Ferguson writes about the Reformed doctrine of sola fide (“faith alone”). The Reformation slogan “by faith alone” was used by Martin Luther and John Calvin to indicate that justification (God’s accounting of Christ’s righteousness to the sinner) comes by grace through faith. Faith is the instrument that unites the believer to Christ. The Reformers pointed to Romans 3:28 in this regard: “For we hold that one is justified by faith apart from works of the law.” Ferguson also explains that it is God’s graciousness that creates faith in the individual.

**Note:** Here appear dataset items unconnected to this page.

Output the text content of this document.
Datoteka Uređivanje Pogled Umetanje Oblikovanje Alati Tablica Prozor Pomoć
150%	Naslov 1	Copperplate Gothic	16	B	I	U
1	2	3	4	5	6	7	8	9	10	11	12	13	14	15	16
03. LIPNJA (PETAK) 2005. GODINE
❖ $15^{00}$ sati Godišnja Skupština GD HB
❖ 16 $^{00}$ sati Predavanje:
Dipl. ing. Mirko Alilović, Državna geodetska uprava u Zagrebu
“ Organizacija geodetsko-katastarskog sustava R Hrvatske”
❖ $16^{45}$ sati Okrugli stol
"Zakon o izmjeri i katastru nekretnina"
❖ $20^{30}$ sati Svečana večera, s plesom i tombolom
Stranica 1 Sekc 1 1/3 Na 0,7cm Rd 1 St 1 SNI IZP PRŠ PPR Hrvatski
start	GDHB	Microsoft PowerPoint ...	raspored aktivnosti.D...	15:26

Ferguson also asks the interesting question “Why should faith be the appropriating instrument in justification?” This question might seem rather intuitive. After all, faith is that which unites the believer with Christ Himself. We are reminded, however, that faith is the appropriate instrument of justification because in its very nature it is non-contributory in relation to Christ’s righteousness. Ferguson states, “Faith has no constructive energy as it is complete reliance on Christ. It is Christ-directed, not self-directed, and Christ-reliant, not self-reliant. It involves the abandoning, not the congratulating, of self” (p. 83). For modern evangelicals, who seem to be more influenced by Wilsonian “self-determinism,” the doctrine of justification will make little sense. The Bible, on the other hand, is clear that Christ came to rescue those who cannot save themselves.
Mathison writes about the doctrine of sola Scriptura (“Scripture alone”). He explains several positions Christians have taken on the issue of the authority of Scripture and argues for the historic definition of sola Scriptura. Classical Protestants do not take an individualist approach to the Bible. The Reformers argued that although Scripture is the sole source of revelation and the final authority for doctrine and practice, it nevertheless ought to be interpreted in and by the church according to the rule of faith.
The value of After Darkness, Light rests in the way each essay demonstrates how a recovery of the foundational truths of the Reformation can benefit the church today. The slogans of the Reformation are not a collection of scholarly minutiae but signposts that point us to a stronger understanding of Biblical Christianity. The book is from P&R Publishing.